When do you know you lurk to much on hacker news? When you think: "Hey the original Netflix blog post was just last week on the front page. Why is it reported again!?"

hluska · on April 14, 2012

"Netflix Watch Instantly is about the here and now, and Netflix is priming to respond to that time frame."

Did this come out of the press release? :)

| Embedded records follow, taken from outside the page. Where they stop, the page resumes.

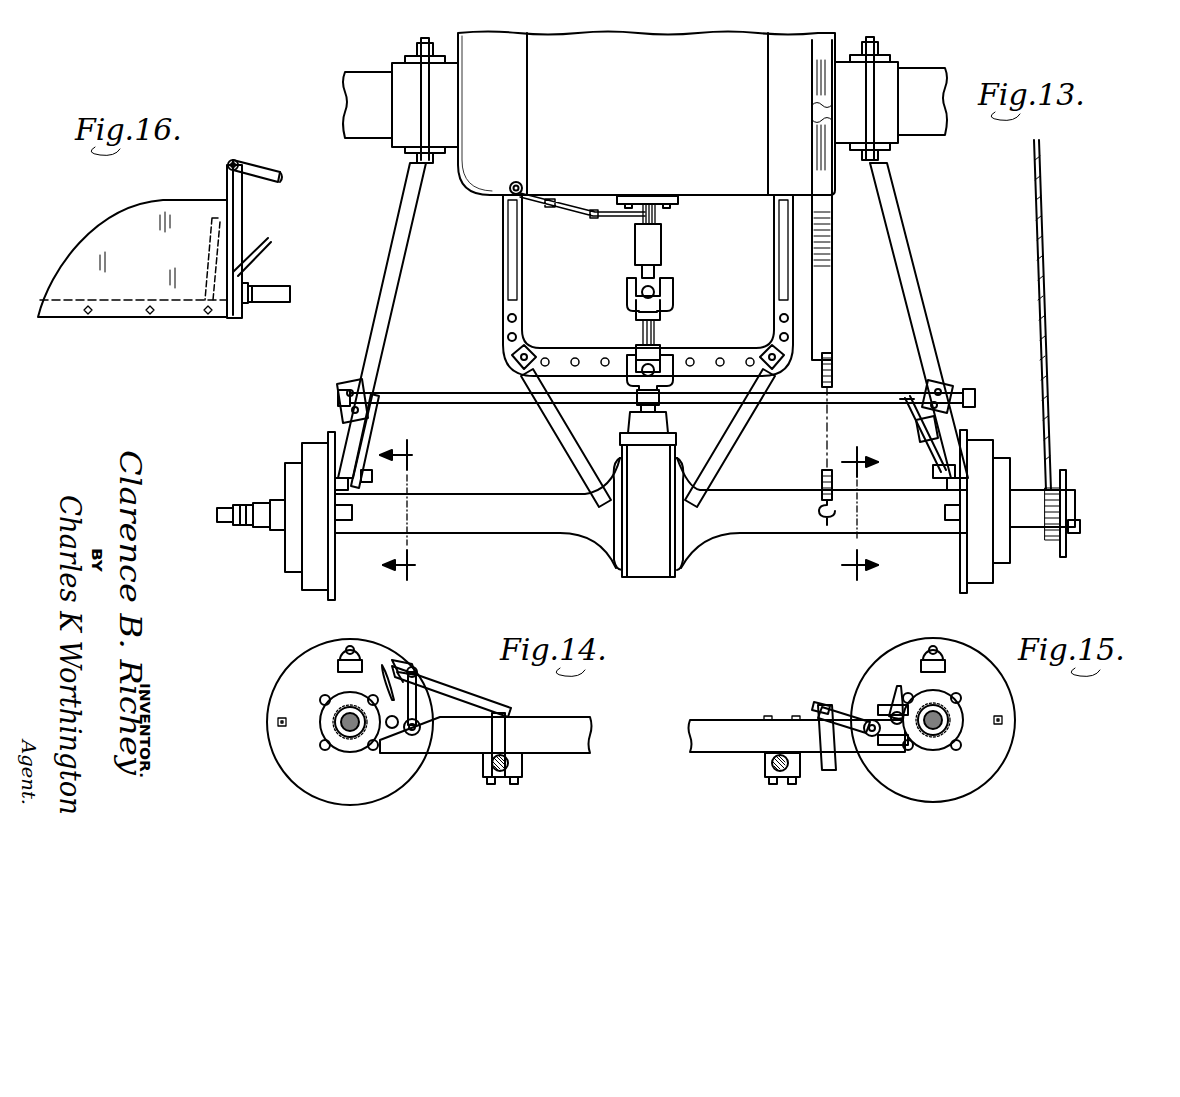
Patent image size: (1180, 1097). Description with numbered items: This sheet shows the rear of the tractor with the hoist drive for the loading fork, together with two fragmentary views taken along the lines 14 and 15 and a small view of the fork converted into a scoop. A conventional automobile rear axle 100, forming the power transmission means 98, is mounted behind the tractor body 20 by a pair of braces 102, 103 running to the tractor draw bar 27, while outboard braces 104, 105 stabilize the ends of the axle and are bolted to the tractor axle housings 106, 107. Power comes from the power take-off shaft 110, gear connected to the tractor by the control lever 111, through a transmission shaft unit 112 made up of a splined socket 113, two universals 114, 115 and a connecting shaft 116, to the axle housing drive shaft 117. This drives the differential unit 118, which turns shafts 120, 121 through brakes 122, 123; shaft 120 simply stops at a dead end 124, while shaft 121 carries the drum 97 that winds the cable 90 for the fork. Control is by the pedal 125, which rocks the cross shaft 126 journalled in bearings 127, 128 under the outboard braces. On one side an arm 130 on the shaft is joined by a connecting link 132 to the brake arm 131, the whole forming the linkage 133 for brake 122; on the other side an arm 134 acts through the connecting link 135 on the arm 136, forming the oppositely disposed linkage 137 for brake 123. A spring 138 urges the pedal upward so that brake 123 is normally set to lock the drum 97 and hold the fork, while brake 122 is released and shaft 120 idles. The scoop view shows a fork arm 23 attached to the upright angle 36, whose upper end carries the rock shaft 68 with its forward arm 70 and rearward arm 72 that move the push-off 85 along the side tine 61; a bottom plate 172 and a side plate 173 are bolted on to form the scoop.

In FIG. 13, the tank 20 is at (664, 118).
In FIG. 13, the foot operated lever or pedal 125 is at (818, 92).
In FIG. 13, the rear axle housing 106 is at (366, 84).
In FIG. 13, the rear axle housing 107 is at (904, 84).
In FIG. 13, the outboard brace 104 is at (392, 265).
In FIG. 14, the outboard brace 104 is at (575, 715).
In FIG. 13, the outboard brace 105 is at (908, 245).
In FIG. 15, the outboard brace 105 is at (711, 720).
In FIG. 13, the tractor draw bar 27 is at (503, 318).
In FIG. 13, the brace 102 is at (565, 425).
In FIG. 13, the brace 103 is at (734, 415).
In FIG. 13, the cross shaft 126 is at (428, 393).
In FIG. 14, the cross shaft 126 is at (506, 783).
In FIG. 15, the cross shaft 126 is at (768, 783).
In FIG. 13, the control lever 111 is at (614, 217).
In FIG. 13, the power take-off shaft 110 is at (658, 220).
In FIG. 13, the socket 113 is at (654, 241).
In FIG. 13, the universal 114 is at (626, 292).
In FIG. 13, the transmission shaft unit 112 is at (674, 322).
In FIG. 13, the shaft 116 is at (643, 332).
In FIG. 13, the universal 115 is at (640, 350).
In FIG. 13, the axle housing drive shaft 117 is at (664, 415).
In FIG. 13, the differential unit 118 is at (645, 572).
In FIG. 13, the rear axle 100 is at (560, 520).
In FIG. 13, the power transmission means 98 is at (710, 552).
In FIG. 13, the brake 122 is at (318, 443).
In FIG. 14, the brake 122 is at (282, 690).
In FIG. 13, the dead end 124 is at (262, 521).
In FIG. 13, the brake 123 is at (980, 446).
In FIG. 15, the brake 123 is at (915, 654).
In FIG. 13, the drum 97 is at (1030, 527).
In FIG. 13, the cable 90 is at (1048, 335).
In FIG. 13, the spring 138 is at (822, 480).
In FIG. 13, the bearing 127 is at (345, 383).
In FIG. 14, the bearing 127 is at (482, 763).
In FIG. 13, the link mechanism 133 is at (372, 448).
In FIG. 14, the link mechanism 133 is at (422, 660).
In FIG. 13, the bearing 128 is at (950, 383).
In FIG. 15, the bearing 128 is at (762, 766).
In FIG. 13, the operating linkage 137 is at (924, 452).
In FIG. 15, the operating linkage 137 is at (826, 708).
In FIG. 13, the section line 14— 14 is at (416, 510).
In FIG. 13, the section line 15— 15 is at (847, 500).
In FIG. 16, the side plate 173 is at (126, 225).
In FIG. 16, the upright angle 36 is at (236, 215).
In FIG. 16, the forwardly extending arm 70 is at (214, 180).
In FIG. 16, the rock shaft 68 is at (240, 164).
In FIG. 16, the rearwardly extending arm 72 is at (282, 175).
In FIG. 16, the push-off 85 is at (207, 251).
In FIG. 16, the fork arm 23 is at (274, 288).
In FIG. 16, the plate 172 is at (122, 310).
In FIG. 16, the side angle tine 61 is at (192, 316).
In FIG. 14, the shaft 120 is at (340, 725).
In FIG. 14, the connecting link 132 is at (468, 695).
In FIG. 14, the arm 131 is at (427, 682).
In FIG. 14, the arm 130 is at (522, 754).
In FIG. 15, the shaft 121 is at (942, 724).
In FIG. 15, the arm 136 is at (848, 732).
In FIG. 15, the arm 134 is at (826, 777).
In FIG. 15, the connecting link 135 is at (810, 725).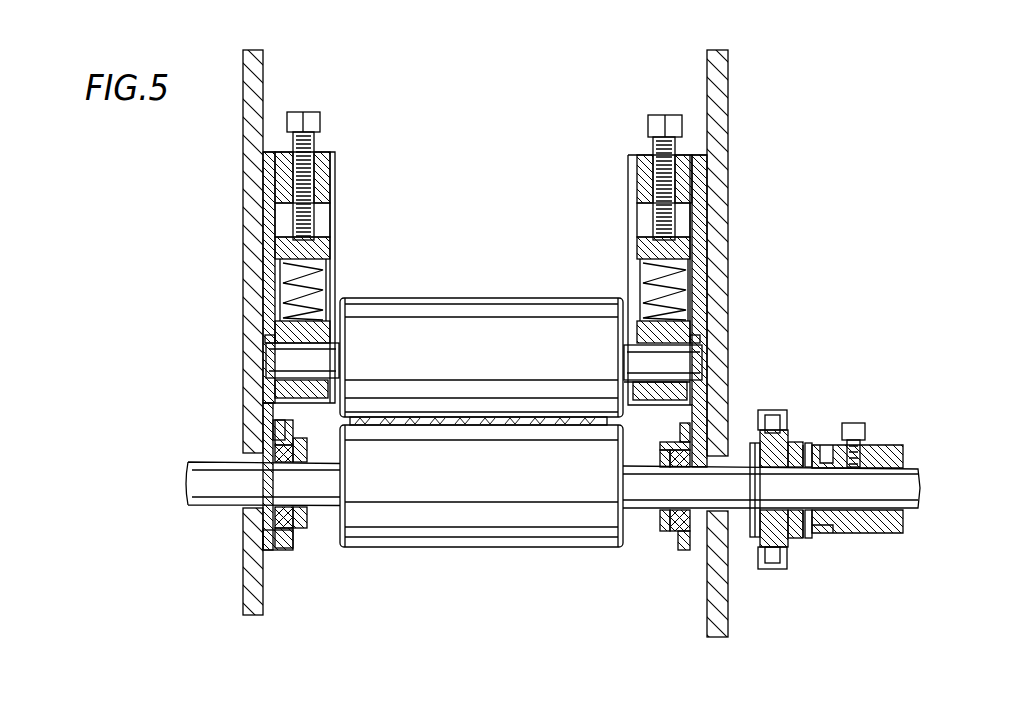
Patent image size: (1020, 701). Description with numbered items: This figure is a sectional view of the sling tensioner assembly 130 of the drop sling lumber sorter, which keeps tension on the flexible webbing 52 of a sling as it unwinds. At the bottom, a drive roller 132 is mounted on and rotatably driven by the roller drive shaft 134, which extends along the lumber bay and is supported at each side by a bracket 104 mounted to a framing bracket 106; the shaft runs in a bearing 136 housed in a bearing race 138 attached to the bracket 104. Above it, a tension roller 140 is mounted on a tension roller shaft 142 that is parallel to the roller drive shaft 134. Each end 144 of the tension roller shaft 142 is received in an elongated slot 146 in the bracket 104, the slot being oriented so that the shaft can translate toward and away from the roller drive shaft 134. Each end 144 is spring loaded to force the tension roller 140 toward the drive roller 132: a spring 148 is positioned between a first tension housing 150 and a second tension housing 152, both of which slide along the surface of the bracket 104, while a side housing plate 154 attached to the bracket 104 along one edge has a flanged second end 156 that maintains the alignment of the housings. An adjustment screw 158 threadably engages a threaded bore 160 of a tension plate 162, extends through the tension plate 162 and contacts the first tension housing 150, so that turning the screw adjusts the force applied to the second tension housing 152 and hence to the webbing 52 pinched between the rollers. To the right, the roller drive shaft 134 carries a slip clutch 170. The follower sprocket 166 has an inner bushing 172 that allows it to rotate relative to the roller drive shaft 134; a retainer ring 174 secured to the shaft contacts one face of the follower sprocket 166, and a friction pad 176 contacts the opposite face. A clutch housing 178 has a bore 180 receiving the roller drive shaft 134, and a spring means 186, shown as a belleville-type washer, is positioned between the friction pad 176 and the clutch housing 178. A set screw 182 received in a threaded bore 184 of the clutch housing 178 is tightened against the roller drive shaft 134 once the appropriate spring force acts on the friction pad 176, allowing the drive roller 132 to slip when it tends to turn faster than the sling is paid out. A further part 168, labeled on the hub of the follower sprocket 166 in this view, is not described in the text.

The flexible webbing 52 is at (594, 430).
The bracket 104 is at (263, 233).
The framing bracket 106 is at (250, 180).
The sling tensioner assembly 130 is at (196, 272).
The drive roller 132 is at (495, 548).
The roller drive shaft 134 is at (640, 515).
The bearing 136 is at (300, 532).
The bearing race 138 is at (286, 552).
The tension roller 140 is at (498, 364).
The tension roller shaft 142 is at (692, 358).
The end 144 is at (282, 362).
The elongated slot 146 is at (268, 338).
The spring 148 is at (315, 292).
The first tension housing 150 is at (320, 252).
The second tension housing 152 is at (343, 331).
The side housing plate 154 is at (322, 213).
The flanged second end 156 is at (333, 232).
The adjustment screw 158 is at (312, 110).
The threaded bore 160 is at (302, 190).
The tension plate 162 is at (330, 155).
The follower sprocket 166 is at (798, 540).
The hub flange 168 is at (785, 572).
The slip clutch 170 is at (827, 486).
The inner bushing 172 is at (786, 440).
The retainer ring 174 is at (754, 540).
The friction pad 176 is at (800, 445).
The clutch housing 178 is at (892, 534).
The bore 180 is at (868, 534).
The set screw 182 is at (857, 424).
The threaded bore 184 is at (858, 462).
The spring means 186 is at (815, 536).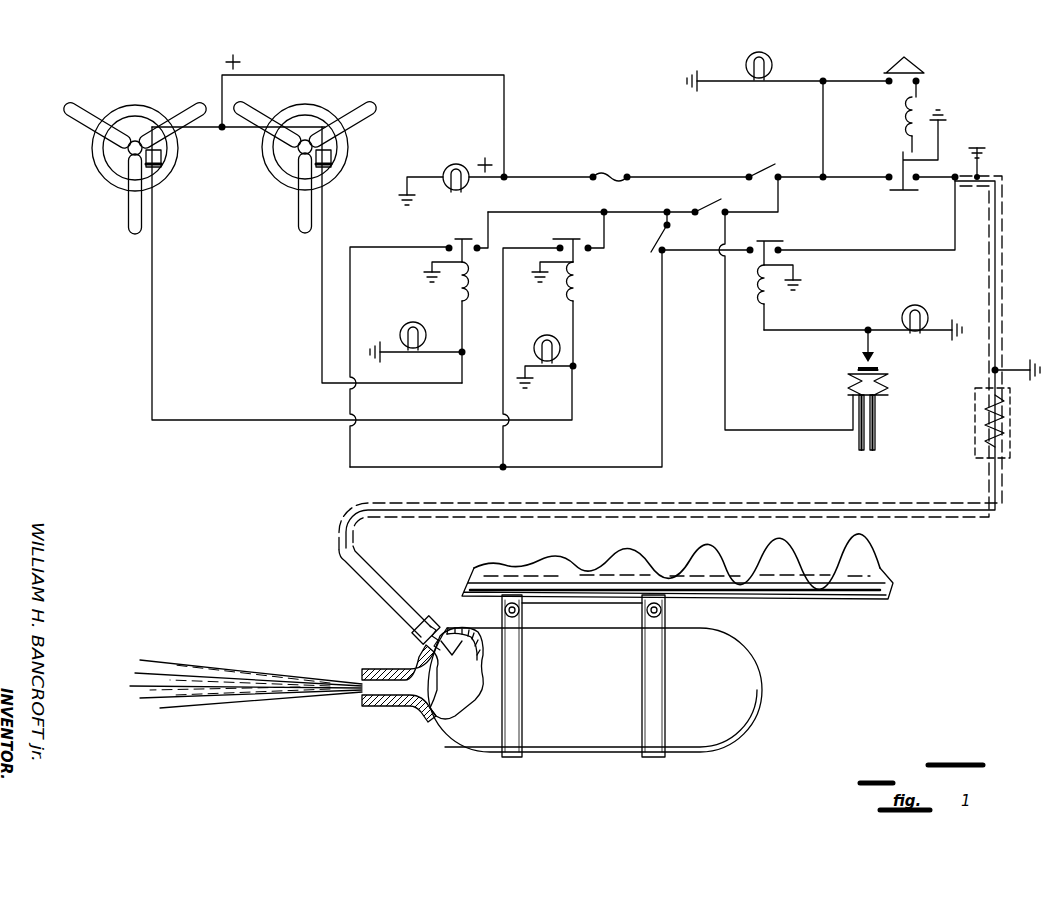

droithomme · on April 14, 2012

As part of the prize payment, does NetFlix exclusively own the implementation that won the prize? Have they patented it? Just asking since there are few details of the grand prize winner algorithm referenced in the article, and it seems it could be of great economic benefit, if not to use it, but to also prevent others from using it as well, while also owning the proprietary second, third, fourth, etc rating systems. Could be a good way to block competitors from getting a leg up if you end up owning the technology within each contest entry, and even are able to block the winners from selling it to someone else.

sureshv · on April 14, 2012

No - Netflix has a non-exclusive license to the algorithm and source code from the winner: Belkor Pragmatic Chaos (AT&T et al.). They can't sublicense and don't own the patents related to the winning algorithm.

ScottBurson · on April 14, 2012

TL;DR: they get better data now from the streaming system, because they can tell exactly how much of each video people watch.

So it's another example of what the data mining people always say: getting more data is a quicker way to better results than improving your algorithm.